Books Made President Obama The Leader We Admire
President Obama leaves the White House with very strong approval ratings and a high regard from his fellow citizens. That is the way it should be for someone who has served honorably, never once tarnishing the White House with scandal. As I thought about how to write this blog post–possibly the last one about Obama as he still serves–I came across a news story that warmed me and also took me back to my own childhood.
Not since Lincoln has there been a president as fundamentally shaped — in his life, convictions and outlook on the world — by reading and writing as Barack Obama.

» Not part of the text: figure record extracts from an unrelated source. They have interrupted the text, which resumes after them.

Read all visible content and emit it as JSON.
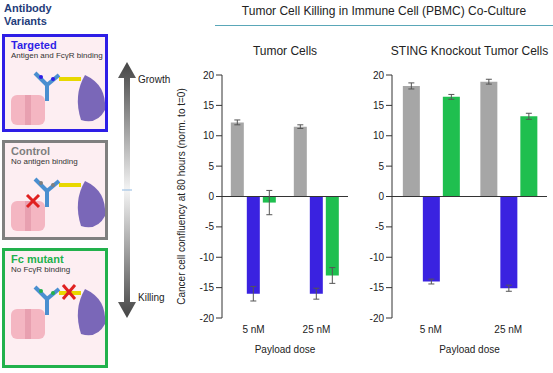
{
  "title": "Tumor Cell Killing in Immune Cell (PBMC) Co-Culture",
  "legend_panel": {
    "title": "Antibody Variants",
    "items": [
      {
        "name": "Targeted",
        "description": "Antigen and FcγR binding",
        "color": "#2e1ee6"
      },
      {
        "name": "Control",
        "description": "No antigen binding",
        "color": "#7f7f7f"
      },
      {
        "name": "Fc mutant",
        "description": "No FcγR binding",
        "color": "#22b14c"
      }
    ]
  },
  "scale_arrow": {
    "top": "Growth",
    "bottom": "Killing"
  },
  "chart_data": [
    {
      "type": "bar",
      "title": "Tumor Cells",
      "x_label": "Payload dose",
      "y_label": "Cancer cell confluency at 80 hours (norm. to t=0)",
      "categories": [
        "5 nM",
        "25 nM"
      ],
      "series": [
        {
          "name": "Control",
          "color": "#a6a6a6",
          "values": [
            12.2,
            11.5
          ],
          "errors": [
            0.4,
            0.3
          ]
        },
        {
          "name": "Targeted",
          "color": "#3a22e0",
          "values": [
            -16,
            -16
          ],
          "errors": [
            1.2,
            0.9
          ]
        },
        {
          "name": "Fc mutant",
          "color": "#1fbf4f",
          "values": [
            -1,
            -13
          ],
          "errors": [
            2.0,
            1.3
          ]
        }
      ],
      "ylim": [
        -20,
        20
      ],
      "yticks": [
        -20,
        -15,
        -10,
        -5,
        0,
        5,
        10,
        15,
        20
      ]
    },
    {
      "type": "bar",
      "title": "STING Knockout Tumor Cells",
      "x_label": "Payload dose",
      "categories": [
        "5 nM",
        "25 nM"
      ],
      "series": [
        {
          "name": "Control",
          "color": "#a6a6a6",
          "values": [
            18.2,
            18.9
          ],
          "errors": [
            0.5,
            0.4
          ]
        },
        {
          "name": "Targeted",
          "color": "#3a22e0",
          "values": [
            -14,
            -15.1
          ],
          "errors": [
            0.4,
            0.5
          ]
        },
        {
          "name": "Fc mutant",
          "color": "#1fbf4f",
          "values": [
            16.4,
            13.2
          ],
          "errors": [
            0.4,
            0.5
          ]
        }
      ],
      "ylim": [
        -20,
        20
      ],
      "yticks": [
        -20,
        -15,
        -10,
        -5,
        0,
        5,
        10,
        15,
        20
      ]
    }
  ]
}
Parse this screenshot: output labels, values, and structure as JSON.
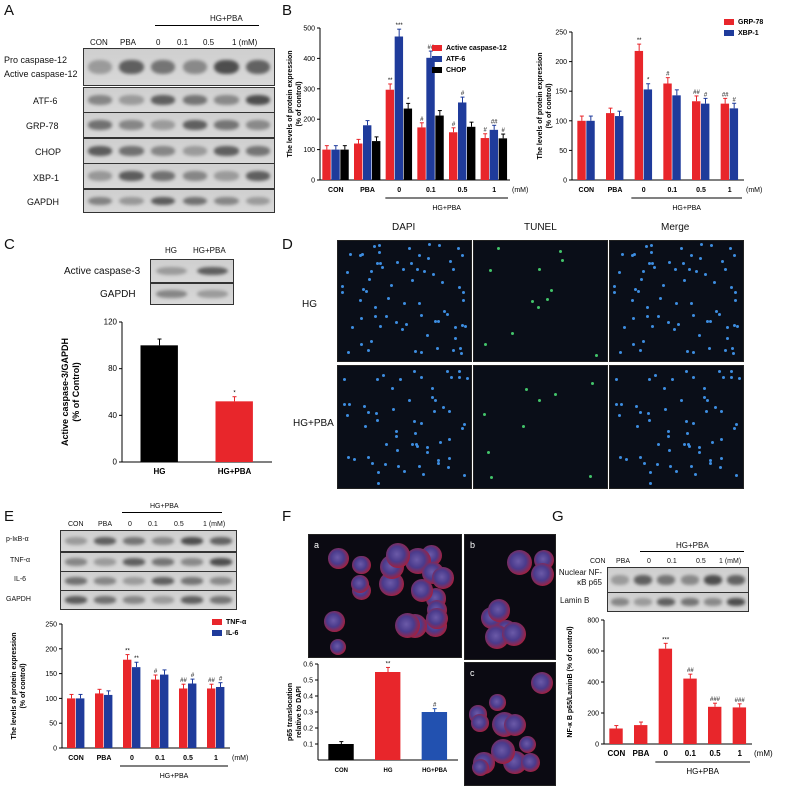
{
  "panels": {
    "A": {
      "letter": "A",
      "group_label": "HG+PBA",
      "lanes": [
        "CON",
        "PBA",
        "0",
        "0.1",
        "0.5",
        "1 (mM)"
      ],
      "rows": [
        "Pro caspase-12",
        "Active caspase-12",
        "ATF-6",
        "GRP-78",
        "CHOP",
        "XBP-1",
        "GAPDH"
      ]
    },
    "B": {
      "letter": "B"
    },
    "C": {
      "letter": "C",
      "lanes": [
        "HG",
        "HG+PBA"
      ],
      "rows": [
        "Active caspase-3",
        "GAPDH"
      ]
    },
    "D": {
      "letter": "D",
      "columns": [
        "DAPI",
        "TUNEL",
        "Merge"
      ],
      "rows": [
        "HG",
        "HG+PBA"
      ]
    },
    "E": {
      "letter": "E",
      "group_label": "HG+PBA",
      "lanes": [
        "CON",
        "PBA",
        "0",
        "0.1",
        "0.5",
        "1 (mM)"
      ],
      "rows": [
        "p-IκB-α",
        "TNF-α",
        "IL-6",
        "GAPDH"
      ]
    },
    "F": {
      "letter": "F",
      "sub": [
        "a",
        "b",
        "c"
      ]
    },
    "G": {
      "letter": "G",
      "group_label": "HG+PBA",
      "lanes": [
        "CON",
        "PBA",
        "0",
        "0.1",
        "0.5",
        "1 (mM)"
      ],
      "rows": [
        "Nuclear NF-κB p65",
        "Lamin B"
      ]
    }
  },
  "colors": {
    "red": "#e8262b",
    "blue": "#1f3b9b",
    "black": "#000000"
  },
  "chart_data": [
    {
      "id": "B1",
      "type": "bar",
      "categories": [
        "CON",
        "PBA",
        "0",
        "0.1",
        "0.5",
        "1"
      ],
      "unit_label": "(mM)",
      "group_label": "HG+PBA",
      "ylabel": "The levels of protein expression (% of control)",
      "ylim": [
        0,
        500
      ],
      "yticks": [
        0,
        100,
        200,
        300,
        400,
        500
      ],
      "legend_position": "top-right",
      "series": [
        {
          "name": "Active caspase-12",
          "color": "#e8262b",
          "values": [
            100,
            120,
            297,
            173,
            157,
            138
          ],
          "marks": [
            "",
            "",
            "**",
            "#",
            "#",
            "#"
          ]
        },
        {
          "name": "ATF-6",
          "color": "#1f3b9b",
          "values": [
            100,
            180,
            472,
            402,
            255,
            165
          ],
          "marks": [
            "",
            "",
            "***",
            "##",
            "#",
            "##"
          ]
        },
        {
          "name": "CHOP",
          "color": "#000000",
          "values": [
            100,
            128,
            235,
            212,
            175,
            137
          ],
          "marks": [
            "",
            "",
            "*",
            "",
            "",
            "#"
          ]
        }
      ]
    },
    {
      "id": "B2",
      "type": "bar",
      "categories": [
        "CON",
        "PBA",
        "0",
        "0.1",
        "0.5",
        "1"
      ],
      "unit_label": "(mM)",
      "group_label": "HG+PBA",
      "ylabel": "The levels of protein expression (% of control)",
      "ylim": [
        0,
        250
      ],
      "yticks": [
        0,
        50,
        100,
        150,
        200,
        250
      ],
      "legend_position": "top-right",
      "series": [
        {
          "name": "GRP-78",
          "color": "#e8262b",
          "values": [
            100,
            113,
            218,
            163,
            133,
            129
          ],
          "marks": [
            "",
            "",
            "**",
            "#",
            "##",
            "##"
          ]
        },
        {
          "name": "XBP-1",
          "color": "#1f3b9b",
          "values": [
            100,
            108,
            153,
            143,
            129,
            121
          ],
          "marks": [
            "",
            "",
            "*",
            "",
            "#",
            "#"
          ]
        }
      ]
    },
    {
      "id": "C",
      "type": "bar",
      "categories": [
        "HG",
        "HG+PBA"
      ],
      "ylabel": "Active caspase-3/GAPDH (% of Control)",
      "ylim": [
        0,
        120
      ],
      "yticks": [
        0,
        40,
        80,
        120
      ],
      "series": [
        {
          "name": "",
          "values": [
            100,
            52
          ],
          "colors": [
            "#000000",
            "#e8262b"
          ],
          "marks": [
            "",
            "*"
          ]
        }
      ]
    },
    {
      "id": "E",
      "type": "bar",
      "categories": [
        "CON",
        "PBA",
        "0",
        "0.1",
        "0.5",
        "1"
      ],
      "unit_label": "(mM)",
      "group_label": "HG+PBA",
      "ylabel": "The levels of protein expression (% of control)",
      "ylim": [
        0,
        250
      ],
      "yticks": [
        0,
        50,
        100,
        150,
        200,
        250
      ],
      "legend_position": "top-right",
      "series": [
        {
          "name": "TNF-α",
          "color": "#e8262b",
          "values": [
            100,
            110,
            178,
            138,
            120,
            120
          ],
          "marks": [
            "",
            "",
            "**",
            "#",
            "##",
            "##"
          ]
        },
        {
          "name": "IL-6",
          "color": "#1f3b9b",
          "values": [
            100,
            107,
            163,
            148,
            130,
            123
          ],
          "marks": [
            "",
            "",
            "**",
            "",
            "#",
            "#"
          ]
        }
      ]
    },
    {
      "id": "F",
      "type": "bar",
      "categories": [
        "CON",
        "HG",
        "HG+PBA"
      ],
      "ylabel": "p65 translocation relative to DAPI",
      "ylim": [
        0,
        0.6
      ],
      "yticks": [
        0.1,
        0.2,
        0.3,
        0.4,
        0.5,
        0.6
      ],
      "series": [
        {
          "name": "",
          "values": [
            0.1,
            0.55,
            0.3
          ],
          "colors": [
            "#000000",
            "#e8262b",
            "#2251b0"
          ],
          "marks": [
            "",
            "**",
            "#"
          ]
        }
      ]
    },
    {
      "id": "G",
      "type": "bar",
      "categories": [
        "CON",
        "PBA",
        "0",
        "0.1",
        "0.5",
        "1"
      ],
      "group_label": "HG+PBA",
      "unit_label": "(mM)",
      "ylabel": "NF-κ B p65/LaminB (% of control)",
      "ylim": [
        0,
        800
      ],
      "yticks": [
        0,
        200,
        400,
        600,
        800
      ],
      "series": [
        {
          "name": "",
          "color": "#e8262b",
          "values": [
            100,
            122,
            615,
            422,
            240,
            236
          ],
          "marks": [
            "",
            "",
            "***",
            "##",
            "###",
            "###"
          ]
        }
      ]
    }
  ]
}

Last Friday, seven days before his departure from the White House, Mr. Obama sat down in the Oval Office and talked about the indispensable role that books have played during his presidency and throughout his life — from his peripatetic and sometimes lonely boyhood, when “these worlds that were portable” provided companionship, to his youth when they helped him to figure out who he was, what he thought and what was important.
During his eight years in the White House — in a noisy era of information overload, extreme partisanship and knee-jerk reactions — books were a sustaining source of ideas and inspiration, and gave him a renewed appreciation for the complexities and ambiguities of the human condition.
“At a time when events move so quickly and so much information is transmitted,” he said, reading gave him the ability to occasionally “slow down and get perspective” and “the ability to get in somebody else’s shoes.” These two things, he added, “have been invaluable to me. Whether they’ve made me a better president I can’t say. But what I can say is that they have allowed me to sort of maintain my balance during the course of eight years, because this is a place that comes at you hard and fast and doesn’t let up.”
To this day, reading has remained an essential part of his daily life. He recently gave his daughter Malia a Kindle filled with books he wanted to share with her (including “One Hundred Years of Solitude,” “The Golden Notebook” and “The Woman Warrior”). And most every night in the White House, he would read for an hour or so late at night — reading that was deep and ecumenical, ranging from contemporary literary fiction (the last novel he read was Colson Whitehead’s “The Underground Railroad”) to classic novels to groundbreaking works of nonfiction like Daniel Kahneman’s “Thinking, Fast and Slow” and Elizabeth Kolbert’s “The Sixth Extinction.”
One can always spot someone who reads books from those who do not. My partner who is a college professor can pick out those who had books in their homes as children from those who did not. When it comes to leaders the same is true. President Obama shines with intellect when answering questions or explaining policy. Much of that ability comes from his reading and exploring issues found in the pages of books.
I know that in the weeks and months to come as Obama finds his time more relaxing and less stressful he will often find the pleasure of life within the covers of a book. May there never be a shortage of great reads alongside his bedside table.